Argo wants to highlight student filmmakers and provide an opportunity for them to create. Argo is a short film streaming platform that allows filmmakers and film-watchers alike to connect, discuss and create. The platform streams a diverse selection of short films from around the world. 

Argo’s mission is to “change the game for the short film industry by showcasing and creating a pathway for filmmakers and short film brands to monetize their work and showcase it via our diverse Argo community." 

In alignment with their mission, Argo is launching their first-ever student-focused short film fest called SHORTS. Full-time undergraduate or graduate students as of Jan. 1, 2021, or graduates within the last two years are invited to participate. The film must be 15 minutes or less and the deadline to submit is Feb. 28. 

After submission, Argo curators review and select 30 films. Then, the movies are uploaded onto Argo's streaming platform and the public is welcomed to vote for their favorites. Winners will receive cash prizes, equipment and a spot in their SHORTS winner screenings. 

Eitan Palmer, a freshman studying Film Tutorial, feels film festivals are more important now than ever. 

“I think film festivals have always served an important role in showcasing films you may not have seen in an ordinary theatre, and in bringing a community of filmmakers and film fans together,” Palmer said in a message. “The latter is obviously harder to do during the pandemic, but I hope things like virtual film festivals will still let lesser-known filmmakers have a voice and get their projects out there.”

However, finding a creative flow can be challenging for filmmakers during a pandemic. With the excess of free time during quarantine, it can be hard to feel productive. 

Harlan Friedman-Romell, a sophomore studying integrated media, said the coronavirus has given him more time to sit down and write, but has posed many restrictions due to safety and logistical concerns. He completed a feature film script throughout the duration of the coronavirus and feels that now more than ever it’s important for students to share their work.

“We don't have as many resources or opportunities to make exactly what we want to make,” Friedman-Romell said in a message. “These fests geared towards students are good and inspiring, knowing that we'll eventually return to a more normal filmmaking environment. I've been on screening teams for two festivals this year and it's great to see that people are still being creative and producing media during this time."

On Argo's website, they express excitement saying, "At Argo, we prioritize representation in film: both on the screen and within the production process. Student filmmakers are no exception, and we're thrilled to put student's creative work in front of hundreds of thousands of ‘eyeballs’ across the globe - an unmatched opportunity that we're excited to offer these young creatives."
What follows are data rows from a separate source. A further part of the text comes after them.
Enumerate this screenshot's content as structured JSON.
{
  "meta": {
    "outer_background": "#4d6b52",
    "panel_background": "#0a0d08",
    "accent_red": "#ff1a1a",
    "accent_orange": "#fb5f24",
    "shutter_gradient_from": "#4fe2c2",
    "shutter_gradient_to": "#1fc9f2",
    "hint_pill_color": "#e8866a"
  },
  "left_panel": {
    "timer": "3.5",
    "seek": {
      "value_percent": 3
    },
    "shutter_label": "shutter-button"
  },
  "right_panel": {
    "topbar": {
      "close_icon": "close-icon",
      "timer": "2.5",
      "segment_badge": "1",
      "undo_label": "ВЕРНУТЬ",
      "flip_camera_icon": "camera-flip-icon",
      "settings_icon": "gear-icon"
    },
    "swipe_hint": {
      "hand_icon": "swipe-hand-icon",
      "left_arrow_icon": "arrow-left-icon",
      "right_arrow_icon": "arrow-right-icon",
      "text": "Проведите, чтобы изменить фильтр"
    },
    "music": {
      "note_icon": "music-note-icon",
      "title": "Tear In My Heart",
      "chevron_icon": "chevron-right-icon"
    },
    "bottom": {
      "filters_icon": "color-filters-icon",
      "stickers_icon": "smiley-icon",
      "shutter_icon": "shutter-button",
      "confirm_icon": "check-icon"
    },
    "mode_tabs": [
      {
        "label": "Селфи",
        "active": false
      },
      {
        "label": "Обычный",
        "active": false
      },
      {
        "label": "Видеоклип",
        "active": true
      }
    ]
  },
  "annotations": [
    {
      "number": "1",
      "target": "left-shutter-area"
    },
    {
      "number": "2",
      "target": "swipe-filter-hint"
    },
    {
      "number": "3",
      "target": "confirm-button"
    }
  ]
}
“I think film festivals have always served an important role in showcasing films you may not have seen in an ordinary theatre, and in bringing a community of filmmakers and film fans together.”


The pandemic has changed the ways of film production and will continue to affect the future. Lucas Strunc, a freshman studying media arts production, has been making films his whole life. Strunc believes the pandemic will not stop students from positively impacting the future of the film industry. 

"The fact that we're forced to be unusually resourceful at such a formative stage in our careers will change the way we think about filmmaking,” Strunc said in a message. “Limited crews necessitate prioritization. Virtual collaboration is hard but ultimately breeds greater communication skills. It's much harder to get money for films during economic decline, but I trust that indie filmmakers will see the other side of this."